The ACLU-WA team gathered after the ruling on December 23, 2017. From left to right: Lisa Nowlin, Tana Lin, and Alison Gaffney. Photo courtesy of ACLU-WA

The ACLU-WA team gathered after the ruling on December 23, 2017. From left to right: Lisa Nowlin, Tana Lin, and Alison Gaffney. Photo courtesy of ACLU-WA

Ruling in Seattle Is Likely to Reunite Many Refugee Families

The U.S. District Court decision brings back a process that has helped approximately 2,500 families each year.

Late last week, the U.S District Court in Seattle struck down a federal immigration policy that prevented family members in other countries from joining their relatives with refugee status in the U.S. And the bureaucratic machinery is reportedly in motion again as the federal government resumed processing follow-to-join petitions that could reunite families.

“We are extremely pleased that that is the case,” said Emily Chiang, the legal director of ACLU-WA, which filed the motion that led to the decision.

Aspects of the so-called Muslim Ban are being challenged by attorneys general in the District Court of Hawaii and by the ACLU in Maryland. But the Doe vs. Trump motion was the first to address the provision preventing families from reuniting. In delivering his decision, U.S. District Judge James Robart reanimated a process that has reunited approximately 2,500 families annually, according to the ruling. It is unclear how many Washington families would be impacted by Saturday’s ruling, but Chiang noted that the state admits the eighth most refugees in the country.

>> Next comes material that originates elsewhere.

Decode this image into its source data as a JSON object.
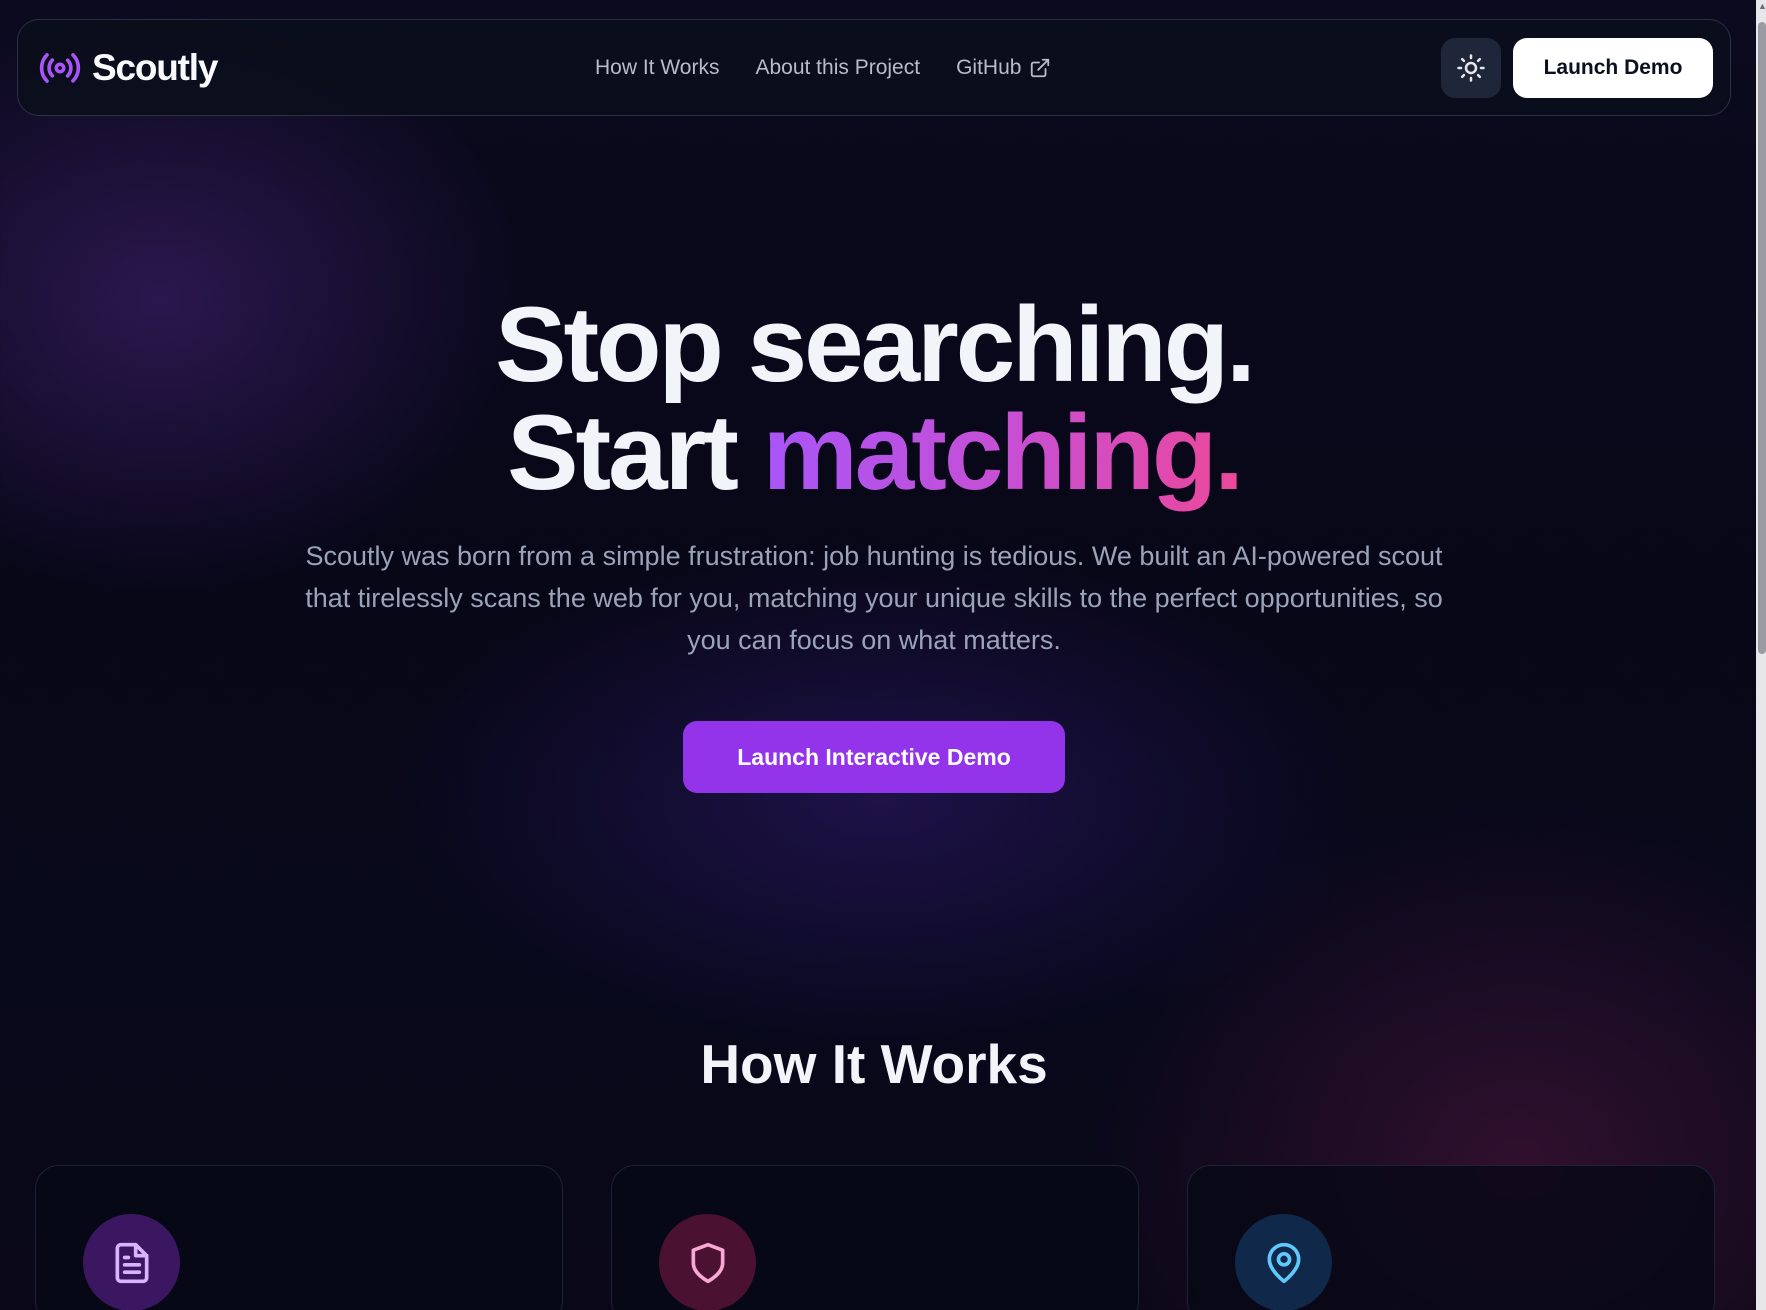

In addition to the Doe vs. Trump ruling, Robart granted a partial nationwide injunction on a ban of refugees from 11 countries, most of which are predominately Muslim. In response to a motion brought by Jewish Family Services and other plaintiffs, Robart wrote in a 65-page memo that the injunction would apply to currently banned refugees “with a bona fide relationship to a person or entity within the United States.” Ties to refugee resettlement organizations qualify as bona fide relationships under the order.

In response, the federal government filed a motion Wednesday evening urging Judge Robart to reconsider the provision that identifies association with a refugee resettlement organization as a bona fide relationship, Chiang told Seattle Weekly on Thursday. “We’re going to have to respond to those papers, and we’ll go from there,” she concluded.

The Doe vs. Trump case was filed by ACLU-WA in February on behalf of a Somali national who goes by the pseudonym Joseph Doe. He brought the case anonymously, because he’s “understandably terrified of retaliation by the Trump administration,” Chiang said.

Doe fled Somalia’s civil war with his family as a child “after a very arduous and horrible journey in which his sister was killed en route,” Chiang said. He and his remaining family members settled in a Kenyan refugee camp and he eventually married a local woman and had children. Meanwhile, his refugee application that was initiated as a child permitted him to move to the United States in 2014. He became a permanent resident two years later. All the while, his family remained in Kenya. Doe initiated a follow-to-join petition to bring his entire family with him in Washington once he arrived, but their application has not been approved since Trump issued the first immigration executive order in January.

Saturday’s ruling could change that. “I am very happy that the judge recognized my right to have my family join me here in the United States, and I hope that they can come here as soon as possible,” said Doe, according to a Sunday press release.

mhellmann@seattleweekly.com

Correction: A previous version of this story stated that refugee resettlement organizations reportedly resumed processing follow-to-join petitions. In fact, the federal government reportedly resumed processing the petitions.